US District Judge Richard J. Leon ruled the Federal Drug Administration cannot use graphic warning labels on cigarette packages. The court will protect the status quo until the constitutionality of the graphic labels can be evaluated because tobacco companies have proven the new labels would cause them to "suffer irreparable harm."
The 36 different graphic labels included images of a pair of diseased lungs, a mouth with cancerous lesions and a child surrounded by smoke, and were scheduled to be included on cigarette packages starting next year.
“This court must - and will - act to preserve the status quo until it can evaluate, on the merits (and without incurring irreparable harm to those companies genuinely affected), the constitutionality of the commercial speech that these graphic images compel,” Leon said in his 29-page decision.
Leon also questioned if the images were factual, saying some of them looked as if they have been digitally manipulated to evoke emotions.
FDA: Reduce Smokers, Cut Health Care Costs
The FDA believes adding graphic images to labels could not only reduce the number of smokers but also save between $221 million to $630 million in health care costs by 2032.

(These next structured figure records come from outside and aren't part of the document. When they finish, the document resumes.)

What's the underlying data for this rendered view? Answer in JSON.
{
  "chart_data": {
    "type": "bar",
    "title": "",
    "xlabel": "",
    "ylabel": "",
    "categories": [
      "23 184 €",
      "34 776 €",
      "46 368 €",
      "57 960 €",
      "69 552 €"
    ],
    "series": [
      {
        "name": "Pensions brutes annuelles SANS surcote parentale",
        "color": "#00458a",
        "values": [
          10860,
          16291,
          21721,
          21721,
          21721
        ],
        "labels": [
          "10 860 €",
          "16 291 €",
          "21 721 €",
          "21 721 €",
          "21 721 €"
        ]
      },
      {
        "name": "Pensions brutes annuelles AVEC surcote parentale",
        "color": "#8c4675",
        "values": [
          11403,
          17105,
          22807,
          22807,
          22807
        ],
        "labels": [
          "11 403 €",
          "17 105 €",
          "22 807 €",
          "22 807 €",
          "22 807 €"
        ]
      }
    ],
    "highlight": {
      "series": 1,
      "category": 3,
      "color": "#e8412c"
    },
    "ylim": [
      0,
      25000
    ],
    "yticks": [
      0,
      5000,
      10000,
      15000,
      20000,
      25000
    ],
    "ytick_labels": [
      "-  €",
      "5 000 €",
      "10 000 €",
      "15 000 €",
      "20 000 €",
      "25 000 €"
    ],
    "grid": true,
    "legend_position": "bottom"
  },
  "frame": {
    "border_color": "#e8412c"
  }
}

President of the Campaign for Tobacco-Free Kids Matthew L. Myers told the Daily Finance: “The judge mischaracterized the goal, purpose and effect of the warnings. The FDA concluded that for a warning to be effective, it has to be seen, noticed, provoke the reader to think about the issue, and effectively communicate level of risk."
Richard Daynard, head of the Tobacco Products Liability Project, says the case may not be resolved for years.
Today, forty-three other counties have graphic labels on their cigarette packages.
Anti-Smoking Efforts Harmed?
The FDA had hoped the graphic label campaign would lower the number of smokers in the US as well as discourage new smokers. There are 42 million adult smokers in the US, a number that has stayed constant since 2004. Tobacco is responsible for 443,000 deaths each year in America.
Over the course of the next five years, the FDA plans to spend $600 million on a new anti-smoking campaign aimed at 13-24 year olds, their parents and family members. Ads will run on television, in print and through the use of social media websites. Most people begin smoking when they are teenagers.
The FDA also plans to target minorities, the disabled and pregnant women as well as those living in rural and low-income areas. Director of the FDA’s Center for Tobacco Products Dr. Lawrence Deyton told The Associated Press: “One of the big lessons that I’ve learned is that we might have great public health programs, but they will fail if we do not adequately educate the public about them.”
The first ad campaigns are scheduled to begin in September 2012.
Key Statistics – Global Tobacco Industry (source: MarketLine )
- The global tobacco market is predicted to have a value of over $490 billion in 2014, an increase of more than 14% since 2009.
- Cigarettes account for nearly 92% of the global tobacco market's total value.
- Nearly 41% of the global tobacco market value is in Europe.
- The leading player in the global tobacco market is Philip Morris International, generating 17% of market value.
- The top-three tobacco companies collectively accounting for over a 44% share of the total global tobacco market value.